For the five Nobel prizes announced last week—for medicine, physics, chemistry, literature and peace—nine of the 11 laureates were US citizens, including US President Barack Obama who sensationally won the prestigious Peace Prize for his “extraordinary efforts to strengthen international diplomacy and cooperation between peoples”.
The Literature Prize went to German writer Herta Mueller for her work inspired by her life under Nicolae Ceausescu’s dictatorship in Romania.
This year was also a record year for women laureates, with four honoured: Herta Mueller for literature; Australian-American Elizabeth Blackburn and Carol Greider of the US were awarded the Nobel Medicine Prize; and Ada Yonath of Israel was one of three scientists recognised for her work in chemistry.

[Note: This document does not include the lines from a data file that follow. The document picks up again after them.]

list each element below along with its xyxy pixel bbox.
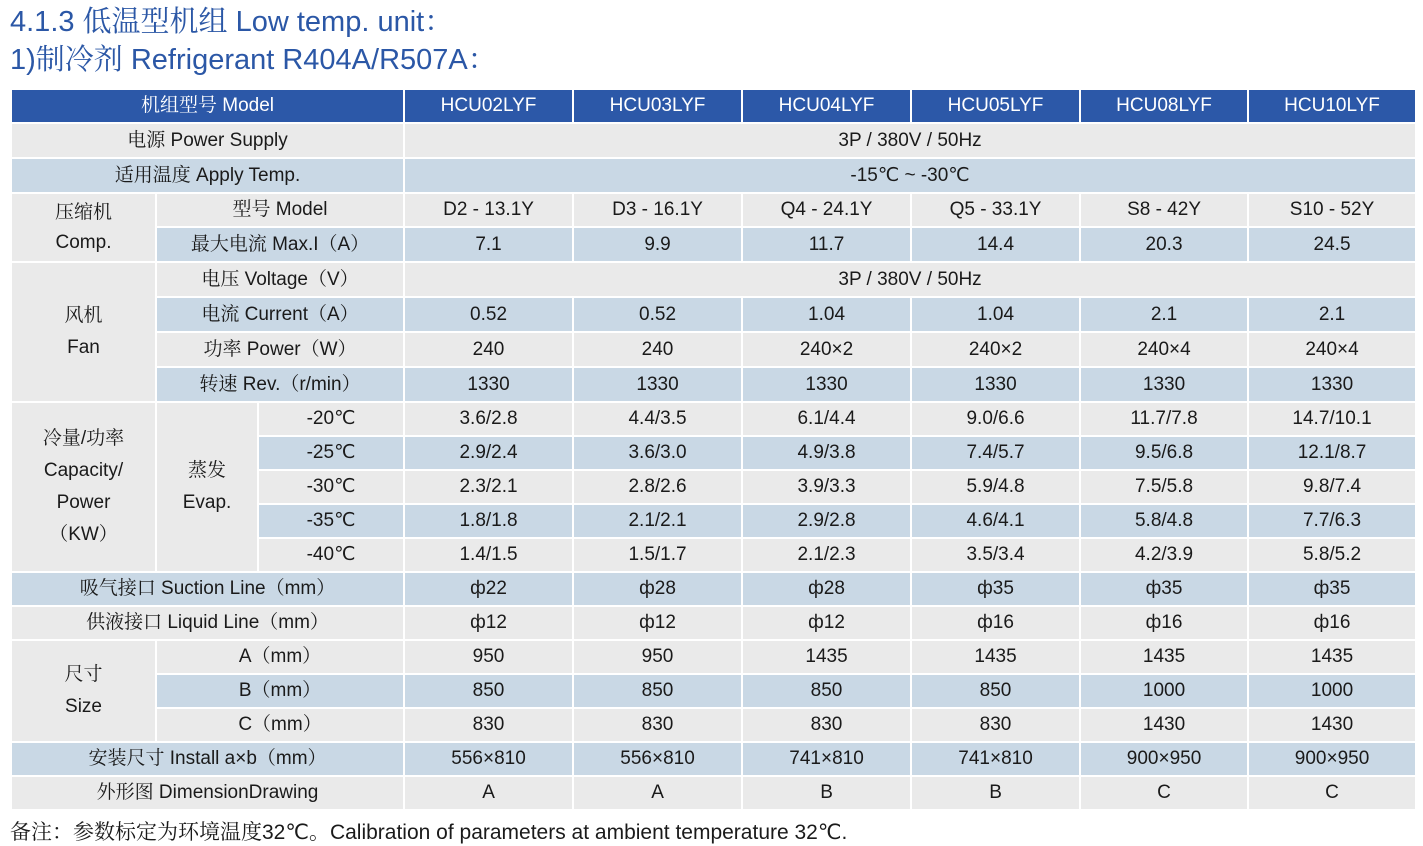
evap-temp: -35℃ (258, 504, 404, 538)
fan-current-row (11, 297, 1416, 332)
cell: 9.9 (573, 227, 742, 262)
cell: 7.7/6.3 (1248, 504, 1416, 538)
cell: 830 (742, 708, 911, 742)
capacity-group-label (11, 402, 156, 572)
cell: A (404, 776, 573, 810)
cell: 4.2/3.9 (1080, 538, 1248, 572)
cell: 9.0/6.6 (911, 402, 1080, 436)
size-a-row (11, 640, 1416, 674)
refrigerant-title: 1)制冷剂 Refrigerant R404A/R507A： (10, 44, 497, 76)
spec-table (10, 88, 1417, 811)
size-c-row (11, 708, 1416, 742)
cell: C (1080, 776, 1248, 810)
cell: 1330 (404, 367, 573, 402)
power-supply-row (11, 123, 1416, 158)
cell: 741×810 (742, 742, 911, 776)
row-label: 适用温度 Apply Temp. (11, 158, 404, 193)
evap-cn: 蒸发 (187, 460, 226, 481)
model-header: HCU02LYF (404, 89, 573, 123)
cell: 2.1 (1080, 297, 1248, 332)
size-b-row (11, 674, 1416, 708)
install-row (11, 742, 1416, 776)
cell: 2.1/2.3 (742, 538, 911, 572)
cell: 1330 (911, 367, 1080, 402)
cell: ф16 (1248, 606, 1416, 640)
cell: 1330 (742, 367, 911, 402)
size-group-cn: 尺寸 (64, 664, 103, 685)
fan-power-row (11, 332, 1416, 367)
cell: 830 (404, 708, 573, 742)
cell: 3.6/2.8 (404, 402, 573, 436)
cell: ф35 (1080, 572, 1248, 606)
cell: 556×810 (404, 742, 573, 776)
cell: 830 (573, 708, 742, 742)
cell: -15℃ ~ -30℃ (404, 158, 1416, 193)
cell: 240×2 (911, 332, 1080, 367)
cell: S10 - 52Y (1248, 193, 1416, 227)
capacity-group-l2: Capacity/ (43, 460, 124, 481)
cell: 7.5/5.8 (1080, 470, 1248, 504)
cell: 4.9/3.8 (742, 436, 911, 470)
cell: 1.4/1.5 (404, 538, 573, 572)
cell: 1.04 (742, 297, 911, 332)
cell: 1435 (742, 640, 911, 674)
cell: 5.8/4.8 (1080, 504, 1248, 538)
cell: S8 - 42Y (1080, 193, 1248, 227)
cell: ф28 (573, 572, 742, 606)
cell: 4.4/3.5 (573, 402, 742, 436)
cell: ф28 (742, 572, 911, 606)
cell: 240 (404, 332, 573, 367)
cell: D3 - 16.1Y (573, 193, 742, 227)
cell: 3P / 380V / 50Hz (404, 123, 1416, 158)
cell: 240×4 (1080, 332, 1248, 367)
model-header: HCU04LYF (742, 89, 911, 123)
header-row (11, 89, 1416, 123)
cell: 3.5/3.4 (911, 538, 1080, 572)
cell: 1.8/1.8 (404, 504, 573, 538)
cell: 9.5/6.8 (1080, 436, 1248, 470)
cell: ф22 (404, 572, 573, 606)
cell: A (573, 776, 742, 810)
cell: 240×4 (1248, 332, 1416, 367)
capacity-group-l3: Power (56, 492, 111, 513)
cell: 9.8/7.4 (1248, 470, 1416, 504)
cell: 7.1 (404, 227, 573, 262)
row-label: 安装尺寸 Install a×b（mm） (11, 742, 404, 776)
cell: 0.52 (573, 297, 742, 332)
model-header: HCU03LYF (573, 89, 742, 123)
cell: 1430 (1248, 708, 1416, 742)
evap-temp: -30℃ (258, 470, 404, 504)
cell: 240 (573, 332, 742, 367)
row-label: 电源 Power Supply (11, 123, 404, 158)
model-header: HCU10LYF (1248, 89, 1416, 123)
row-label: 型号 Model (156, 193, 404, 227)
apply-temp-row (11, 158, 1416, 193)
footnote: 备注：参数标定为环境温度32℃。Calibration of parameters at ambient temperature 32℃. (10, 821, 848, 844)
cell: 950 (404, 640, 573, 674)
cell: 3.9/3.3 (742, 470, 911, 504)
cell: 1330 (573, 367, 742, 402)
row-label: B（mm） (156, 674, 404, 708)
evap-en: Evap. (182, 492, 232, 513)
cell: 850 (911, 674, 1080, 708)
cell: 1435 (911, 640, 1080, 674)
cell: ф35 (1248, 572, 1416, 606)
model-header: HCU05LYF (911, 89, 1080, 123)
evap-group-label (156, 402, 258, 572)
cell: 2.8/2.6 (573, 470, 742, 504)
cell: Q4 - 24.1Y (742, 193, 911, 227)
row-label: 功率 Power（W） (156, 332, 404, 367)
comp-group-label (11, 193, 156, 262)
cell: B (742, 776, 911, 810)
capacity-group-l4: （KW） (49, 524, 118, 545)
cell: 1.04 (911, 297, 1080, 332)
cell: D2 - 13.1Y (404, 193, 573, 227)
cell: 556×810 (573, 742, 742, 776)
cell: 1430 (1080, 708, 1248, 742)
cell: 6.1/4.4 (742, 402, 911, 436)
section-title: 4.1.3 低温型机组 Low temp. unit： (10, 6, 454, 38)
cell: 900×950 (1248, 742, 1416, 776)
row-label: 电压 Voltage（V） (156, 262, 404, 297)
comp-model-row (11, 193, 1416, 227)
cell: Q5 - 33.1Y (911, 193, 1080, 227)
cell: 11.7/7.8 (1080, 402, 1248, 436)
cell: ф12 (573, 606, 742, 640)
cell: 850 (573, 674, 742, 708)
cell: 2.9/2.4 (404, 436, 573, 470)
cell: 5.9/4.8 (911, 470, 1080, 504)
cell: 14.4 (911, 227, 1080, 262)
fan-rev-row (11, 367, 1416, 402)
capacity-group-l1: 冷量/功率 (42, 428, 125, 449)
cell: 830 (911, 708, 1080, 742)
liquid-row (11, 606, 1416, 640)
cell: 4.6/4.1 (911, 504, 1080, 538)
model-header-label: 机组型号 Model (11, 89, 404, 123)
cell: 850 (742, 674, 911, 708)
row-label: A（mm） (156, 640, 404, 674)
comp-group-en: Comp. (55, 231, 112, 253)
row-label: 最大电流 Max.I（A） (156, 227, 404, 262)
row-label: 外形图 DimensionDrawing (11, 776, 404, 810)
cell: ф16 (1080, 606, 1248, 640)
cell: 1435 (1248, 640, 1416, 674)
cell: 240×2 (742, 332, 911, 367)
cell: 7.4/5.7 (911, 436, 1080, 470)
cell: 1.5/1.7 (573, 538, 742, 572)
cell: 1330 (1080, 367, 1248, 402)
cell: ф12 (404, 606, 573, 640)
cell: 2.9/2.8 (742, 504, 911, 538)
cell: 2.1/2.1 (573, 504, 742, 538)
cell: 3.6/3.0 (573, 436, 742, 470)
size-group-en: Size (65, 696, 102, 717)
row-label: 供液接口 Liquid Line（mm） (11, 606, 404, 640)
cell: 1000 (1080, 674, 1248, 708)
size-group-label (11, 640, 156, 742)
spec-table-body (11, 89, 1416, 810)
cell: 2.1 (1248, 297, 1416, 332)
cell: 5.8/5.2 (1248, 538, 1416, 572)
row-label: C（mm） (156, 708, 404, 742)
fan-group-cn: 风机 (64, 305, 103, 326)
fan-voltage-row (11, 262, 1416, 297)
cell: 1330 (1248, 367, 1416, 402)
row-label: 转速 Rev.（r/min） (156, 367, 404, 402)
cell: 14.7/10.1 (1248, 402, 1416, 436)
evap-temp: -20℃ (258, 402, 404, 436)
row-label: 吸气接口 Suction Line（mm） (11, 572, 404, 606)
cell: 20.3 (1080, 227, 1248, 262)
cell: 24.5 (1248, 227, 1416, 262)
cell: 850 (404, 674, 573, 708)
cell: 0.52 (404, 297, 573, 332)
row-label: 电流 Current（A） (156, 297, 404, 332)
cell: ф12 (742, 606, 911, 640)
fan-group-en: Fan (67, 337, 100, 358)
cell: 900×950 (1080, 742, 1248, 776)
model-header: HCU08LYF (1080, 89, 1248, 123)
comp-maxi-row (11, 227, 1416, 262)
cell: B (911, 776, 1080, 810)
evap-temp: -40℃ (258, 538, 404, 572)
cell: ф16 (911, 606, 1080, 640)
cell: 1435 (1080, 640, 1248, 674)
drawing-row (11, 776, 1416, 810)
cell: 3P / 380V / 50Hz (404, 262, 1416, 297)
cell: 741×810 (911, 742, 1080, 776)
suction-row (11, 572, 1416, 606)
cell: C (1248, 776, 1416, 810)
cell: ф35 (911, 572, 1080, 606)
comp-group-cn: 压缩机 (54, 201, 112, 223)
capacity-row (11, 402, 1416, 436)
cell: 11.7 (742, 227, 911, 262)
cell: 2.3/2.1 (404, 470, 573, 504)
evap-temp: -25℃ (258, 436, 404, 470)
fan-group-label (11, 262, 156, 402)
cell: 1000 (1248, 674, 1416, 708)
cell: 12.1/8.7 (1248, 436, 1416, 470)
cell: 950 (573, 640, 742, 674)
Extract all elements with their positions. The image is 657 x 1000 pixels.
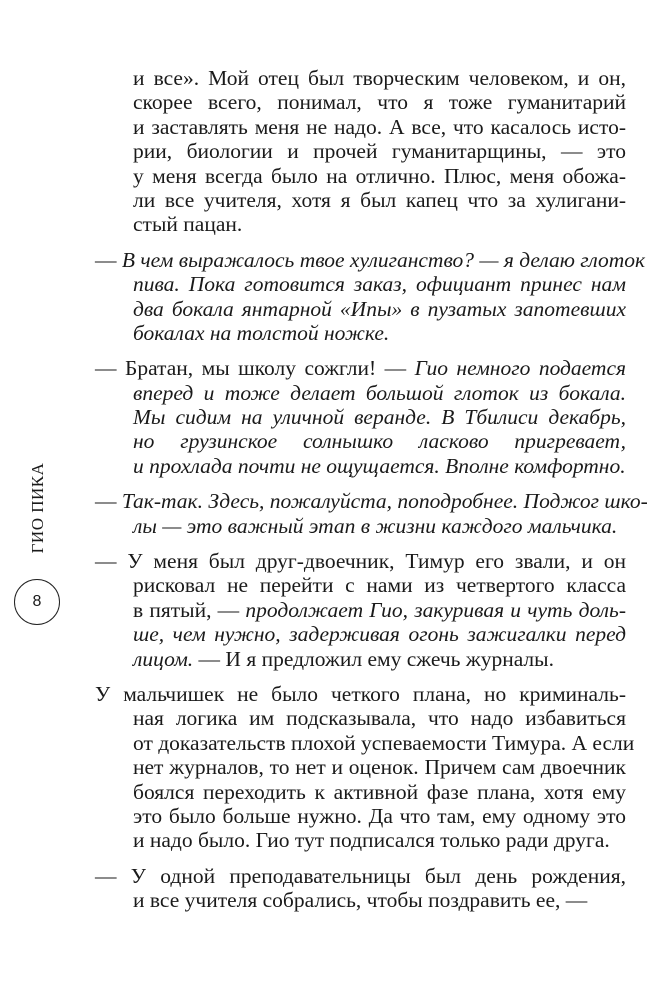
text-segment: — [95, 489, 122, 514]
text-segment: стый пацан. [133, 212, 243, 237]
text-segment: и заставлять меня не надо. А все, что касалось исто- [133, 114, 626, 139]
text-line [95, 622, 626, 646]
text-line [95, 706, 626, 730]
italic-text: два бокала янтарной «Ипы» в пузатых запотевших [133, 296, 626, 321]
text-line [95, 514, 626, 538]
paragraph [95, 864, 626, 913]
text-line [95, 755, 626, 779]
text-line [95, 828, 626, 852]
text-segment: — У одной преподавательницы был день рождения, [95, 863, 626, 888]
text-line [95, 429, 626, 453]
text-line [95, 321, 626, 345]
text-segment: — [95, 247, 122, 272]
text-segment: и все». Мой отец был творческим человеком, и он, [133, 66, 626, 90]
text-line [95, 549, 626, 573]
text-line [95, 66, 626, 90]
text-segment: У мальчишек не было четкого плана, но криминаль- [95, 681, 626, 706]
italic-text: пива. Пока готовится заказ, официант принес нам [133, 272, 626, 297]
italic-text: В чем выражалось твое хулиганство? — я делаю глоток [121, 247, 646, 272]
text-segment: — У меня был друг-двоечник, Тимур его звали, и он [95, 549, 626, 574]
italic-text: бокалах на толстой ножке. [133, 320, 390, 345]
text-line [95, 454, 626, 478]
text-line [95, 212, 626, 236]
text-segment: — Братан, мы школу сожгли! — [95, 356, 415, 381]
page-number-badge [14, 579, 60, 625]
text-line [95, 405, 626, 429]
text-segment: рисковал не перейти с нами из четвертого класса [133, 573, 626, 598]
body-text [95, 66, 648, 924]
text-line [95, 780, 626, 804]
text-segment: — И я предложил ему сжечь журналы. [193, 646, 554, 671]
text-line [95, 164, 626, 188]
text-line [95, 864, 626, 888]
text-line [95, 381, 626, 405]
text-line [95, 647, 626, 671]
text-segment: нет журналов, то нет и оценок. Причем сам двоечник [133, 755, 626, 780]
page-number: 8 [32, 593, 42, 610]
running-head: ГИО ПИКА [28, 462, 47, 554]
text-segment: рии, биологии и прочей гуманитарщины, — это [133, 139, 626, 164]
paragraph [95, 356, 626, 478]
text-line [95, 356, 626, 380]
text-line [95, 297, 626, 321]
text-segment: и надо было. Гио тут подписался только ради друга. [133, 828, 610, 853]
text-segment: и все учителя собрались, чтобы поздравить ее, — [133, 888, 588, 913]
text-segment: у меня всегда было на отлично. Плюс, меня обожа- [133, 163, 626, 188]
text-line [95, 598, 626, 622]
paragraph [95, 681, 635, 853]
italic-text: лицом. [133, 646, 194, 671]
text-line [95, 247, 646, 272]
text-segment: в пятый, — [133, 597, 246, 622]
text-segment: ли все учителя, хотя я был капец что за хулигани- [133, 187, 626, 212]
text-segment: это было больше нужно. Да что там, ему одному это [133, 803, 626, 828]
italic-text: продолжает Гио, закуривая и чуть доль- [245, 597, 626, 622]
paragraph [95, 66, 626, 237]
italic-text: вперед и тоже делает большой глоток из бокала. [133, 380, 626, 405]
italic-text: Так-так. Здесь, пожалуйста, поподробнее. Поджог шко- [121, 489, 648, 514]
text-line [95, 888, 626, 912]
text-segment: боялся переходить к активной фазе плана, хотя ему [133, 779, 626, 804]
italic-text: Гио немного подается [414, 356, 626, 381]
paragraph [95, 489, 648, 538]
text-line [95, 115, 626, 139]
text-line [95, 489, 648, 514]
text-segment: от доказательств плохой успеваемости Тимура. А если [133, 730, 635, 755]
paragraph [95, 247, 646, 346]
italic-text: ше, чем нужно, задерживая огонь зажигалки перед [133, 622, 626, 647]
paragraph [95, 549, 626, 671]
italic-text: и прохлада почти не ощущается. Вполне комфортно. [133, 453, 626, 478]
text-segment: скорее всего, понимал, что я тоже гуманитарий [133, 90, 626, 115]
text-segment: ная логика им подсказывала, что надо избавиться [133, 706, 626, 731]
text-line [95, 90, 626, 114]
italic-text: Мы сидим на уличной веранде. В Тбилиси декабрь, [133, 405, 626, 430]
italic-text: но грузинское солнышко ласково пригревает, [133, 429, 626, 454]
text-line [95, 730, 635, 755]
text-line [95, 139, 626, 163]
italic-text: лы — это важный этап в жизни каждого мальчика. [133, 513, 618, 538]
text-line [95, 272, 626, 296]
text-line [95, 188, 626, 212]
text-line [95, 804, 626, 828]
text-line [95, 573, 626, 597]
text-line [95, 682, 626, 706]
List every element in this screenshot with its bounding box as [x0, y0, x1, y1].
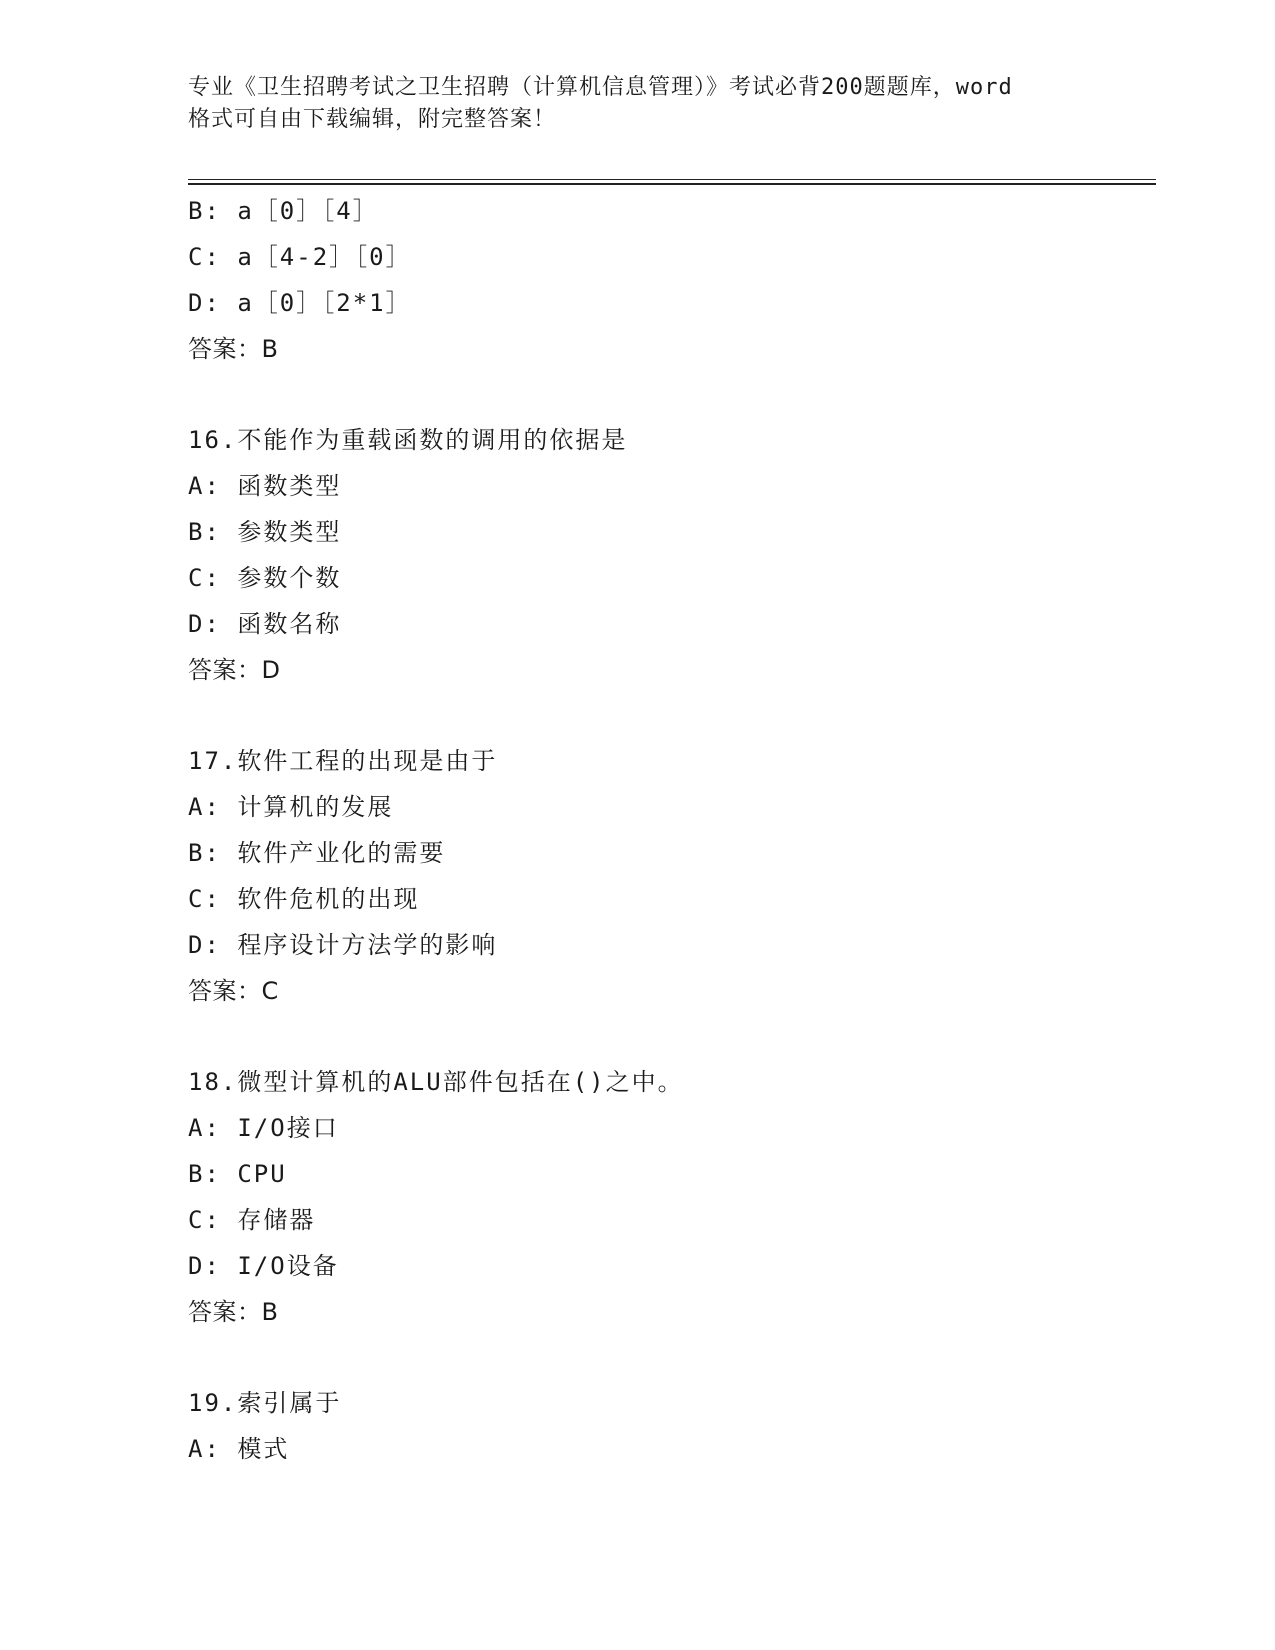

The Nobel prizes, founded by Swedish industrialist Alfred Nobel, were first awarded in 1901.
Nobel, the inventor of dynamite, died childless in 1896, dedicating his vast fortune to create “prizes to those who, during the preceding year, shall have conferred the greatest benefit on mankind.”
Laureates receive a gold medal, a diploma and the prize sum at formal prize ceremonies held in Stockholm and Oslo on the anniversary of Nobel’s death, 10 December.